H is connected via a check valve 44, and the check valve is provided so that oil flows only in the direction toward ports A and B of the other operating valve 19A. In hydraulic control equipment,
One operation valve 19B is connected to the pump cylinders 1, 1'
Actuation cylinders 5, 5'; 8, suction and discharge valves;
A pressure reducing valve 46 is installed in the hydraulic line 45 connected to the hydraulic system 45 including the suction valve and the discharge valve, even if high pressure is applied to the operating cylinder hydraulic system.
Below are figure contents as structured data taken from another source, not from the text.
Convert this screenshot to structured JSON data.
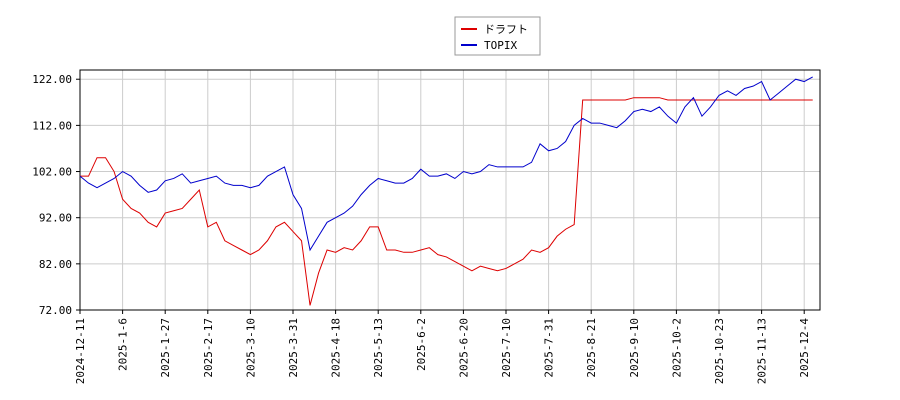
{
  "chart_data": {
    "type": "line",
    "categories": [
      "2024-12-11",
      null,
      null,
      null,
      null,
      "2025-1-6",
      null,
      null,
      null,
      null,
      "2025-1-27",
      null,
      null,
      null,
      null,
      "2025-2-17",
      null,
      null,
      null,
      null,
      "2025-3-10",
      null,
      null,
      null,
      null,
      "2025-3-31",
      null,
      null,
      null,
      null,
      "2025-4-18",
      null,
      null,
      null,
      null,
      "2025-5-13",
      null,
      null,
      null,
      null,
      "2025-6-2",
      null,
      null,
      null,
      null,
      "2025-6-20",
      null,
      null,
      null,
      null,
      "2025-7-10",
      null,
      null,
      null,
      null,
      "2025-7-31",
      null,
      null,
      null,
      null,
      "2025-8-21",
      null,
      null,
      null,
      null,
      "2025-9-10",
      null,
      null,
      null,
      null,
      "2025-10-2",
      null,
      null,
      null,
      null,
      "2025-10-23",
      null,
      null,
      null,
      null,
      "2025-11-13",
      null,
      null,
      null,
      null,
      "2025-12-4",
      null
    ],
    "series": [
      {
        "name": "ドラフト",
        "color": "#dd0000",
        "values": [
          101,
          101,
          105,
          105,
          102,
          96,
          94,
          93,
          91,
          90,
          93,
          93.5,
          94,
          96,
          98,
          90,
          91,
          87,
          86,
          85,
          84,
          85,
          87,
          90,
          91,
          89,
          87,
          73,
          80,
          85,
          84.5,
          85.5,
          85,
          87,
          90,
          90,
          85,
          85,
          84.5,
          84.5,
          85,
          85.5,
          84,
          83.5,
          82.5,
          81.5,
          80.5,
          81.5,
          81,
          80.5,
          81,
          82,
          83,
          85,
          84.5,
          85.5,
          88,
          89.5,
          90.5,
          117.5,
          117.5,
          117.5,
          117.5,
          117.5,
          117.5,
          118,
          118,
          118,
          118,
          117.5,
          117.5,
          117.5,
          117.5,
          117.5,
          117.5,
          117.5,
          117.5,
          117.5,
          117.5,
          117.5,
          117.5,
          117.5,
          117.5,
          117.5,
          117.5,
          117.5,
          117.5
        ]
      },
      {
        "name": "TOPIX",
        "color": "#0000cc",
        "values": [
          101,
          99.5,
          98.5,
          99.5,
          100.5,
          102,
          101,
          99,
          97.5,
          98,
          100,
          100.5,
          101.5,
          99.5,
          100,
          100.5,
          101,
          99.5,
          99,
          99,
          98.5,
          99,
          101,
          102,
          103,
          97,
          94,
          85,
          88,
          91,
          92,
          93,
          94.5,
          97,
          99,
          100.5,
          100,
          99.5,
          99.5,
          100.5,
          102.5,
          101,
          101,
          101.5,
          100.5,
          102,
          101.5,
          102,
          103.5,
          103,
          103,
          103,
          103,
          104,
          108,
          106.5,
          107,
          108.5,
          112,
          113.5,
          112.5,
          112.5,
          112,
          111.5,
          113,
          115,
          115.5,
          115,
          116,
          114,
          112.5,
          116,
          118,
          114,
          116,
          118.5,
          119.5,
          118.5,
          120,
          120.5,
          121.5,
          117.5,
          119,
          120.5,
          122,
          121.5,
          122.5
        ]
      }
    ],
    "ylim": [
      72,
      124
    ],
    "yticks": [
      {
        "value": 72,
        "label": "72.00"
      },
      {
        "value": 82,
        "label": "82.00"
      },
      {
        "value": 92,
        "label": "92.00"
      },
      {
        "value": 102,
        "label": "102.00"
      },
      {
        "value": 112,
        "label": "112.00"
      },
      {
        "value": 122,
        "label": "122.00"
      }
    ],
    "grid": true
  }
}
A device characterized in that it does not apply high pressure. 3. Two operating cylinders 11, 12 each connected in series to two pump cylinders for pumping a highly viscous material and interconnected, and a pilot valve 15' installed at the stroke end position of the operating cylinder. 16', one operating valve 19B for the pump cylinder having pilot ports H, G connected to the output side ports S, S' of these pilot valves by conduits, and said operating cylinders 11, 1.
and the other operating valve 19A for the operating cylinder having two ports A and B connected to the operating valve 19B by a conduit, and the two ports C and D of one operating valve 19B.
are connected to a hydraulic system 45 that includes actuating cylinders for the suction valves 4, 4' and the discharge valves 7, 7' of the two pump cylinders 1, 1', respectively;
Pilot valves 15' and 16' are installed at the pushing stroke end position and the pulling stroke end position of 1, respectively, and
The pilot port H of one operating valve 19B is connected to the two ports A and B of the other operating valve 19A, respectively.
G is connected via a check valve 44, and the check valve is provided so that oil flows only in the direction toward ports A and B of the other operating valve 19A. In hydraulic control equipment,
operating cylinders 5, 5' of each suction and discharge valve;
The apparatus is characterized in that a throttle valve 47 is provided in each of the hydraulic lines connected to the piston rod side ends of piston rods 8 and 8', thereby preventing damage to the valve bodies of the suction valve and the discharge valve.